La mosquée Atik Mustafa Pasha (en turc: Atik Mustafa Paşa Camii; aussi connue sous le nom de Hazreti Cabir Camii) est une ancienne église grecque orthodoxe convertie en mosquée à l’époque ottomane. On ignore précisément à qui elle était dédiée à l’origine. Sur la foi d'une tradition rapportée au XIXe siècle par le patriarche Constantius (patriarche œcuménique : 1830-1834) on a cru qu’il s’agissait de l’église des Saints-Pierre-et-Marc, sans preuve toutefois[N 1]. Il est plus probable qu’il s’agissait de l’église Sainte-Thekla du Palais des Blachernes (en grec : Άγία Θέκλα τοῦ Παλατίου τῶν Βλαχερνών, Hagia Thekla tou Palatiou tōn Vlakhernōn)[N 2]. Si l’on se fie à son style architectural, l’église aurait été construite aux XIe siècle-XIIe siècle.
Emplacement
L’ancienne église était située près du palais des Blachernes et par conséquent dans le voisinage des murs de Théodose. De nos jours, la mosquée se trouve dans le quartier d’Ayvansaray, district Fatih[N 3], à quelques mètres des anciens murs de la cité et à une courte distance des rives de la Corne d’Or au pied de la sixième colline de Constantinople.
Histoire
Vers le milieu du IXe siècle, la princesse Thekla, fille ainée de l’empereur Théophile (r. 829 – 842) agrandit un petit oratoire consacré à sa patronne et situé à quelque 150 mètres à l’est de l’église de Notre-Dame-des-Blachernes[1]. Sur le même site, en 1059, l’empereur Isaac Ier Comnène (r. 1057 – 1059) fit construire une église plus imposante en remerciement pour avoir échappé à un accident de chasse [2]. L’église était célèbre pour sa beauté et Anne Comnène écrivit que sa mère, Anne Dalassène, allait souvent y prier [2]. Après la conquête de Constantinople par les Ottomans, l’édifice fut fortement endommagé en 1509 par un tremblement de terre qui détruisit le dôme[3]. Peu après, le kapicibaşi[N 4] (et par la suite grand vizir – exécuté en 1512) Koca Mustafa Pasha fit réparer les dommages et convertit l’église en mosquée[N 5]. Jusqu’à la fin du XIXe siècle un hammam situé à quelque 150 mètres au sud de la mosquée faisait partie de la même fondation[1]. En 1692, Şatir Hasa Ağa fit construire une fontaine en face de la mosquée[1]. L’édifice devait être à nouveau endommagé durant le grand incendie de Balat en 1729, puis par le tremblement de terre qui ébranla Istanbul en 1894 et détruisit le minaret de la mosquée.
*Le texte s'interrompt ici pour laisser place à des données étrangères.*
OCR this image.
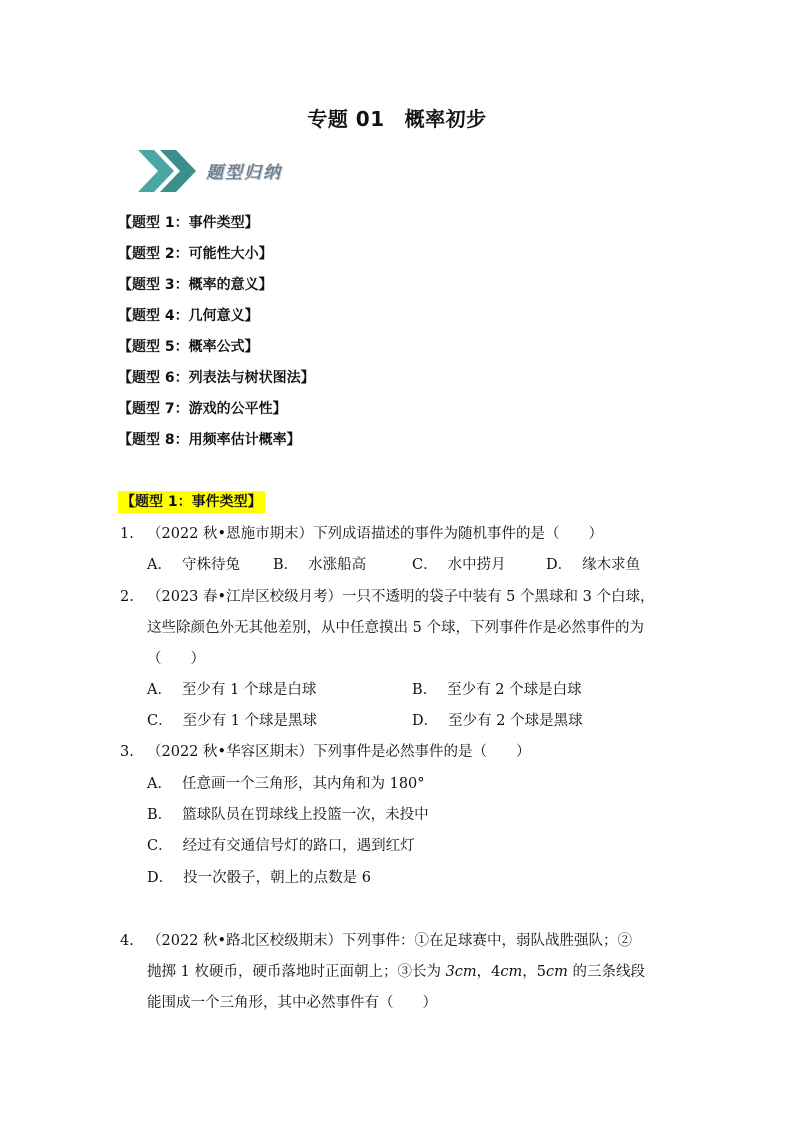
专题 01 概率初步
题型归纳
【题型 1：事件类型】
【题型 2：可能性大小】
【题型 3：概率的意义】
【题型 4：几何意义】
【题型 5：概率公式】
【题型 6：列表法与树状图法】
【题型 7：游戏的公平性】
【题型 8：用频率估计概率】
【题型 1：事件类型】
1. （2022 秋•恩施市期末）下列成语描述的事件为随机事件的是（　　）
A． 守株待兔 B． 水涨船高	C． 水中捞月	D． 缘木求鱼
2. （2023 春•江岸区校级月考）一只不透明的袋子中装有 5 个黑球和 3 个白球，
这些除颜色外无其他差别，从中任意摸出 5 个球，下列事件作是必然事件的为
（　　）
A． 至少有 1 个球是白球	B． 至少有 2 个球是白球
C． 至少有 1 个球是黑球	D． 至少有 2 个球是黑球
3. （2022 秋•华容区期末）下列事件是必然事件的是（　　）
A． 任意画一个三角形，其内角和为 180°
B． 篮球队员在罚球线上投篮一次，未投中
C． 经过有交通信号灯的路口，遇到红灯
D． 投一次骰子，朝上的点数是 6
4. （2022 秋•路北区校级期末）下列事件：①在足球赛中，弱队战胜强队；②
抛掷 1 枚硬币，硬币落地时正面朝上；③长为 3cm，4cm，5cm 的三条线段
能围成一个三角形，其中必然事件有（　　）
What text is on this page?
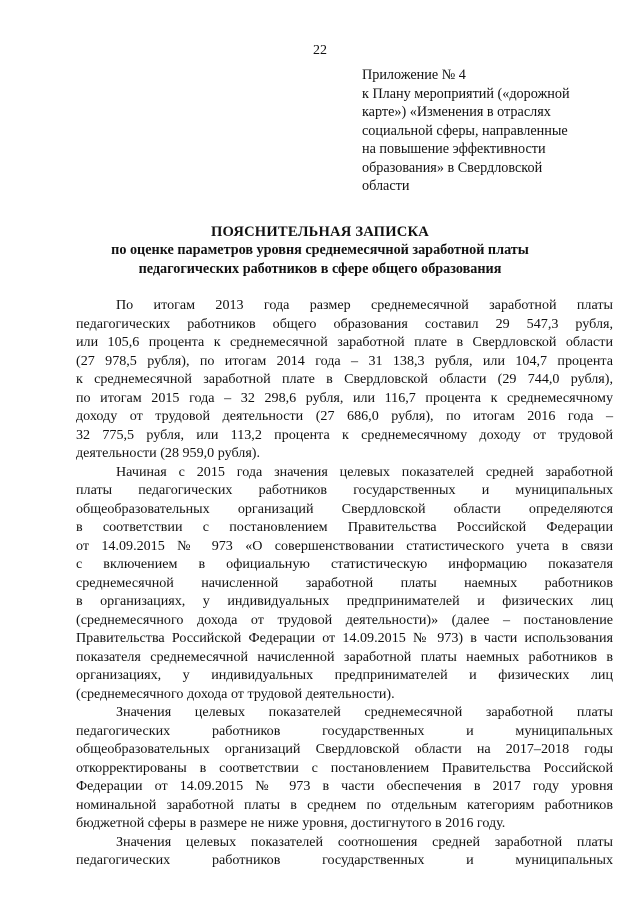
22
Приложение № 4
к Плану мероприятий («дорожной
карте») «Изменения в отраслях
социальной сферы, направленные
на повышение эффективности
образования» в Свердловской
области
ПОЯСНИТЕЛЬНАЯ ЗАПИСКА
по оценке параметров уровня среднемесячной заработной платы
педагогических работников в сфере общего образования
По итогам 2013 года размер среднемесячной заработной платы
педагогических работников общего образования составил 29 547,3 рубля,
или 105,6 процента к среднемесячной заработной плате в Свердловской области
(27 978,5 рубля), по итогам 2014 года – 31 138,3 рубля, или 104,7 процента
к среднемесячной заработной плате в Свердловской области (29 744,0 рубля),
по итогам 2015 года – 32 298,6 рубля, или 116,7 процента к среднемесячному
доходу от трудовой деятельности (27 686,0 рубля), по итогам 2016 года –
32 775,5 рубля, или 113,2 процента к среднемесячному доходу от трудовой
деятельности (28 959,0 рубля).
Начиная с 2015 года значения целевых показателей средней заработной
платы педагогических работников государственных и муниципальных
общеобразовательных организаций Свердловской области определяются
в соответствии с постановлением Правительства Российской Федерации
от 14.09.2015 № 973 «О совершенствовании статистического учета в связи
с включением в официальную статистическую информацию показателя
среднемесячной начисленной заработной платы наемных работников
в организациях, у индивидуальных предпринимателей и физических лиц
(среднемесячного дохода от трудовой деятельности)» (далее – постановление
Правительства Российской Федерации от 14.09.2015 № 973) в части использования
показателя среднемесячной начисленной заработной платы наемных работников в
организациях, у индивидуальных предпринимателей и физических лиц
(среднемесячного дохода от трудовой деятельности).
Значения целевых показателей среднемесячной заработной платы
педагогических работников государственных и муниципальных
общеобразовательных организаций Свердловской области на 2017–2018 годы
откорректированы в соответствии с постановлением Правительства Российской
Федерации от 14.09.2015 № 973 в части обеспечения в 2017 году уровня
номинальной заработной платы в среднем по отдельным категориям работников
бюджетной сферы в размере не ниже уровня, достигнутого в 2016 году.
Значения целевых показателей соотношения средней заработной платы
педагогических работников государственных и муниципальных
Celle-ci fut rouverte au culte en 1906. Une dernière restauration eut lieu en 1922 au cours de laquelle une fontaine baptismale chrétienne fut transférée au Musée archéologique d’Istanbul[1]. Dans l’abside sud de l’édifice se trouve la tombe (türbe) que l’on dit être celle de Hzreti Cabir (Jabir) Ibn Abdallah-ül-Ensami, l’un des compagnons d’Eyüp[4] mort non loin de là en 678 pendant le premier siège arabe de Constantinople[5].
Architecture
L’édifice mesure 15 mètres de largeur et 17,5 mètres de longueur. Son plan est celui d'une église en *croix grecque inscrite[N 6], surmonté d’une *coupole et est orienté en direction nord-est/sud-ouest. Il comprend trois *absides polygonales et son *narthex a été détruit[6]. L’édifice n’a pas de *galerie et le *dôme (qui ne repose pas sur un tambour) est presque certainement ottoman, même si les arcs et les piliers qui les soutiennent sont d’époque byzantine[7]. Les bras de la croix, les *pastophoria (prothesis et diakonikon) sont couverts par des *voutes en berceau et s’ouvrent l’un sur l’autre par des arcs. Les murs nord et sud ont trois paliers : le rez-de-chaussée avec trois *arcades, un premier étage avec trois fenêtres et un deuxième étage avec fenêtre unique à trois ouvertures (voir image de la galerie)[7]. Le toit, la corniche et le narthex de bois qui a remplacé l’ancien narthex byzantin datent de la période ottomane. Des fonts baptismaux cruciformes qui appartenaient au *baptistère de l’église et se trouvaient de l’autre côté de la rue ont été transférés au Musée archéologique d’Istanbul[7]. Les *piliers supportant le dôme aux quatre coins intérieurs de la croix-grecque sont en forme de « L ». Ils sont un exemple du stage précédant celui des églises en croix à quatre *colonnes. Au fur et à mesure que les arcs entre ces piliers et les murs extérieurs prendront de l’étendue, les piliers deviendront plus petits pour devenir simplement les quatre *colonnes que l’on retrouvera dans les églises plus tardives[7]. On a retrouvé sur la façade sud de l’édifice les restes de fresques dont la description a été publiée[8]. De plus, au cours des travaux de rénovation dans les années 1990, de nombreuses *tessères ont été découvertes prouvant l’existence antérieure de mosaïques et de fresques dans l’édifice[N 7].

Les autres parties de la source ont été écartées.